At five o’clock in the morning, while Hong Kong still sleeps, Prince Edward flower market is already alive. The first delivery trucks rumble down Flower Market Road, their cargo — thousands of stems wrapped in newspaper and plastic — destined for the buckets that line the narrow pavement. By six, the air is thick with the scent of eucalyptus and the sound of Cantonese negotiations. This is where Hong Kong’s flowers begin their journey.
For over half a century, the flower market — known locally as fa hui (花墟) — has been the pulsing heart of Hong Kong’s floristry trade. Nestled between Prince Edward and Mong Kok, it is a dense, aromatic labyrinth of some fifty shops, each specialising in a different corner of the botanical world.
The Rhythm of the Market
The market operates on a clock that runs counter to the rest of the city. The peak hours are between five and eight in the morning, when restaurateurs, hotel florists, and independent shops like ours arrive to select the day’s stock. By nine, the wholesale rush subsides, and the market transforms into a retail destination — couples choosing wedding flowers, grandmothers selecting plants for their balcony gardens, tourists photographing the explosion of colour.
Every day follows the same rhythm, but no two days are the same. The stock depends on what arrived overnight from Kunming, from Holland, from the flower farms of the New Territories. A Wednesday in March might bring armfuls of cherry blossom branches; a Friday in September, buckets of burgundy dahlias. The market rewards those who arrive early and know what to look for.
What We Look For
At Bloom Florist, our day begins here. By 6:30 AM, our head florist is already walking the market, a cup of yuenyeung in hand, eyes scanning for the finest stems. We look for three things: freshness (stems should be firm, petals unbruised), openness (flowers at the right stage — not too tight, not too blown), and character (the indefinable quality that makes one stem stand out from a hundred identical ones).
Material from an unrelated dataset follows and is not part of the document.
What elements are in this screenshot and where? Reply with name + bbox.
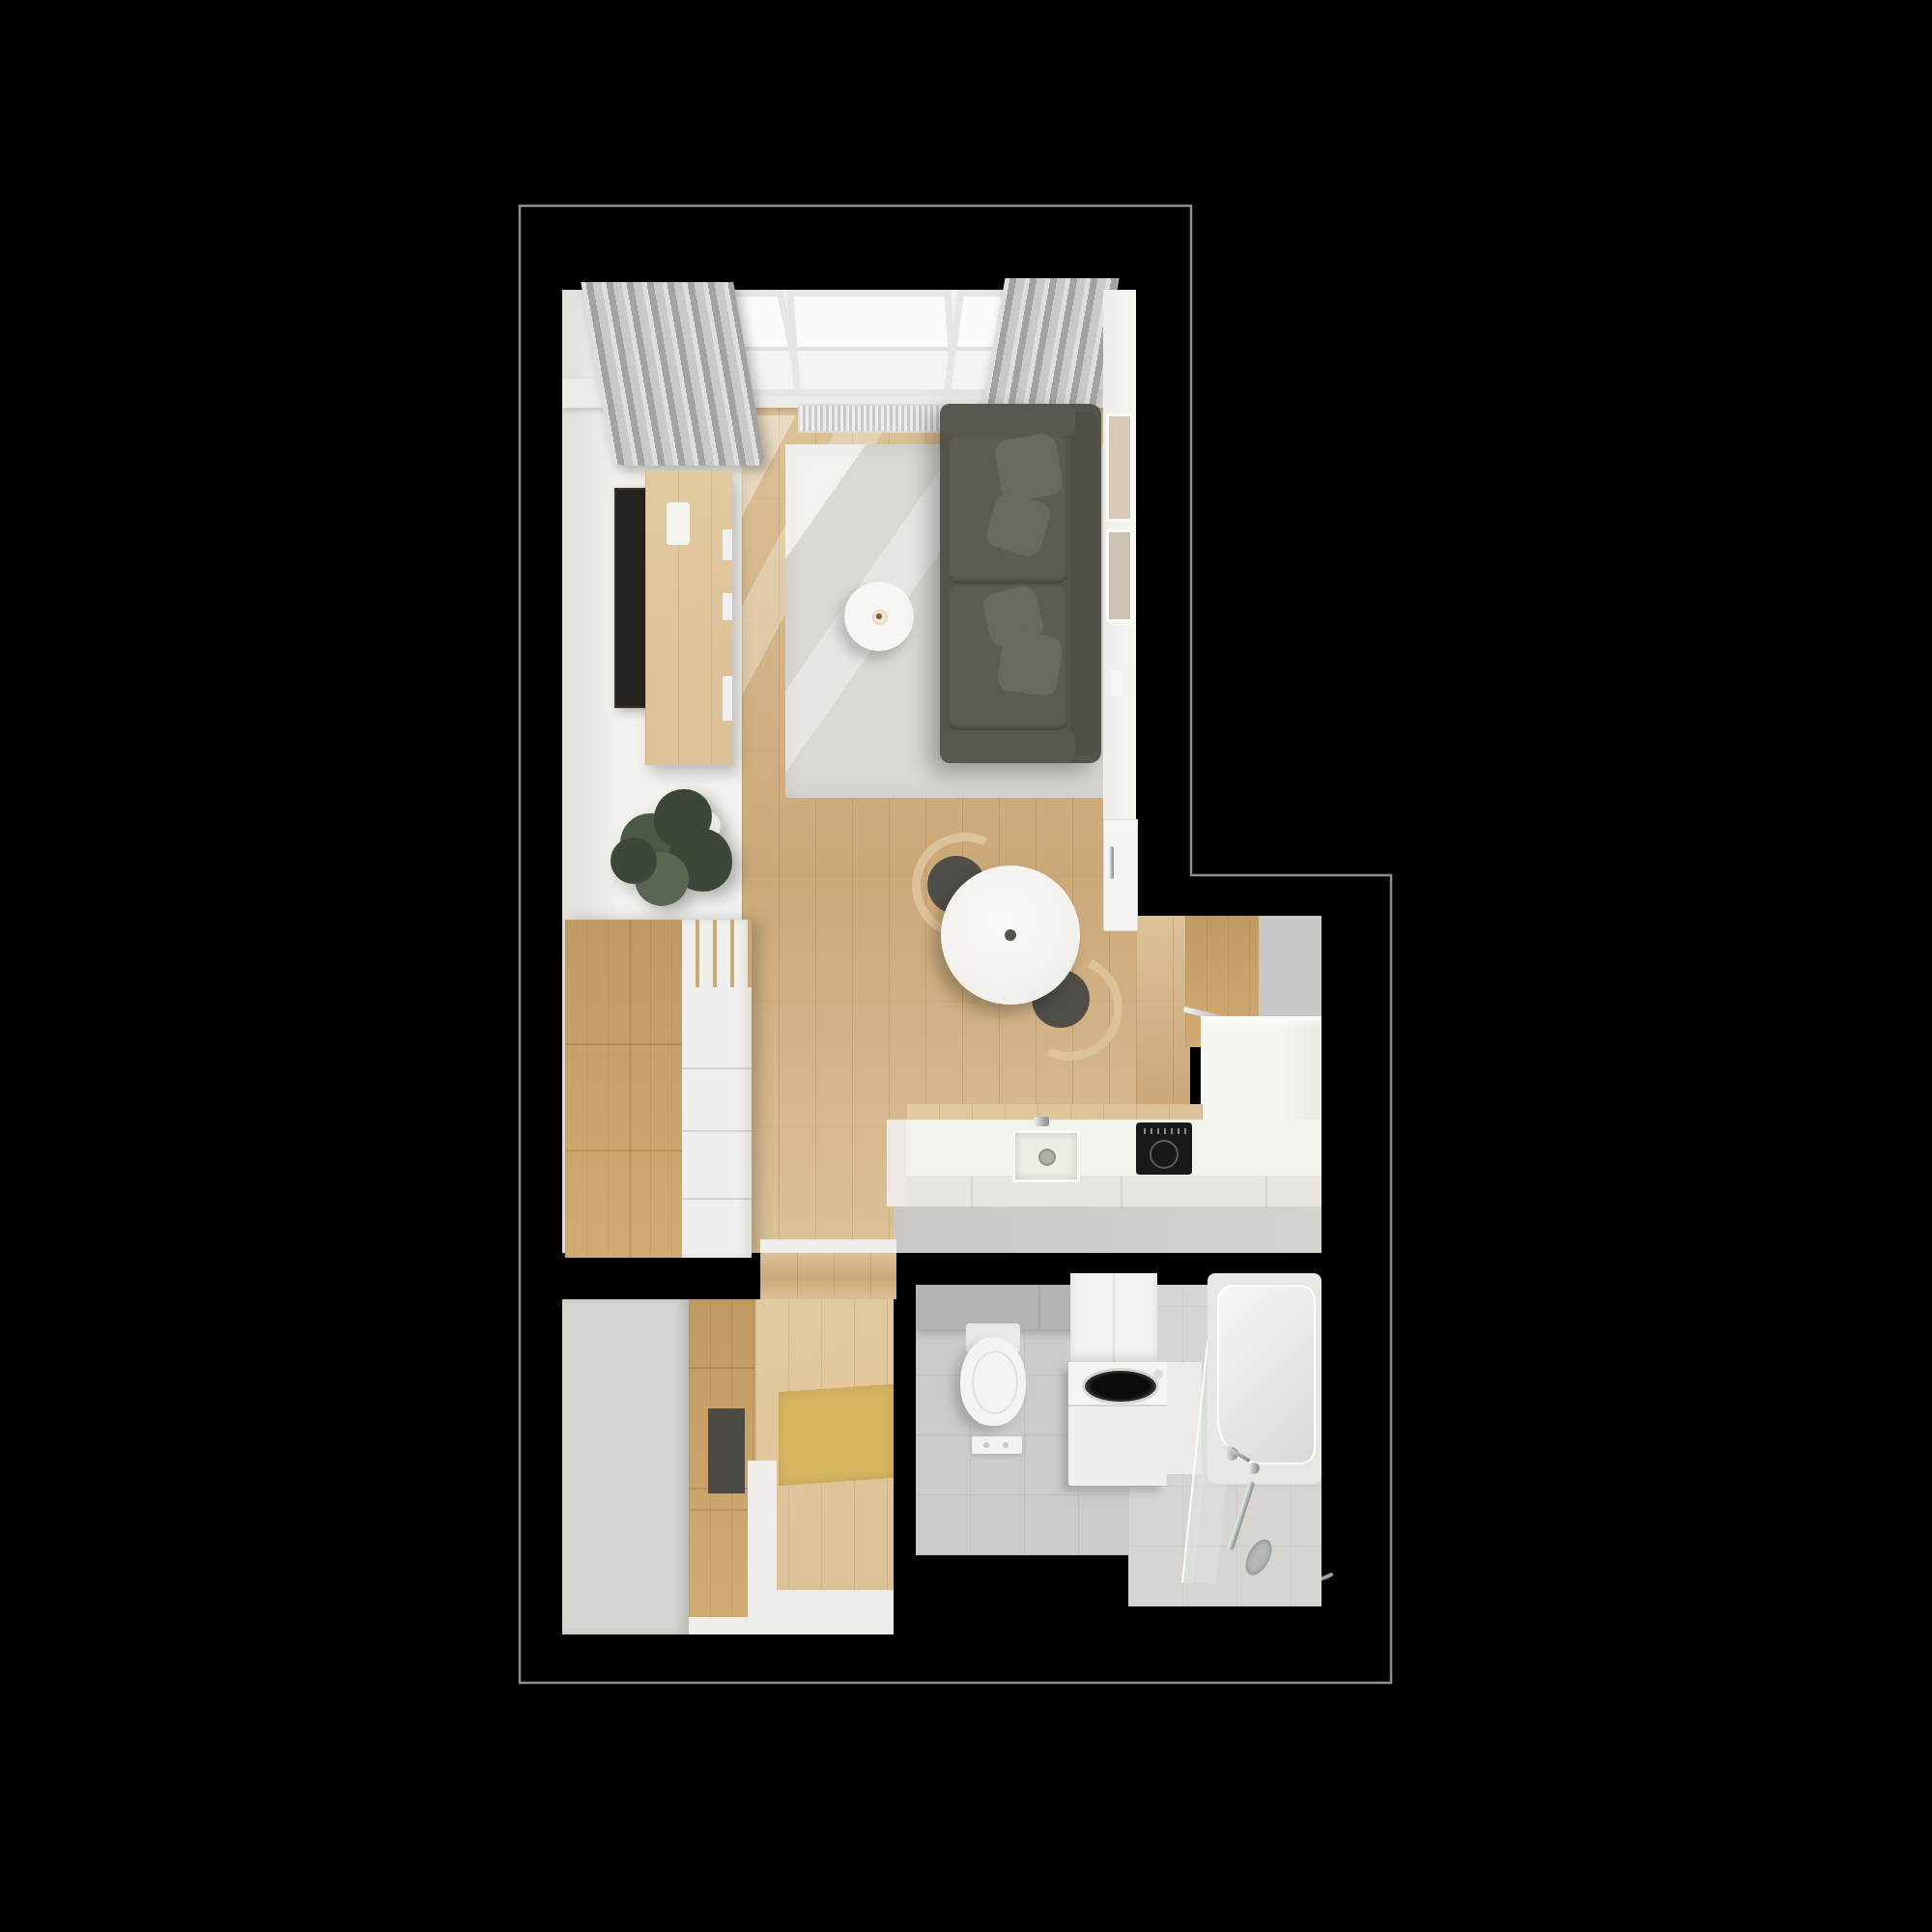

We have our trusted vendors — Mr. Chan for roses, who has been selling to us for years and knows our preference for garden roses over standard hybrids. Auntie Wong for foliage, whose eucalyptus is always fragrant and whose ruscus never wilts. The relationships built over countless mornings are as important as the flowers themselves.
From Market to Studio
By eight, our selections are loaded into the van — buckets of cream roses, bundles of eucalyptus, armfuls of seasonal wildflowers — and we head back to the studio. The flowers are unwrapped, their stems re-cut at an angle under running water, and placed in deep buckets of cool, clean water to rest and rehydrate. They will spend the next few hours drinking before they are arranged into the bouquets that will leave our shop by midday.
Every bouquet we sell carries a piece of the market with it — the early morning light, the sound of the delivery trucks, the quiet expertise of the vendors who have spent their lives among flowers. When you order from Bloom Florist, you are not just buying flowers. You are buying a morning at Prince Edward, a tradition that has shaped Hong Kong’s relationship with flowers for generations.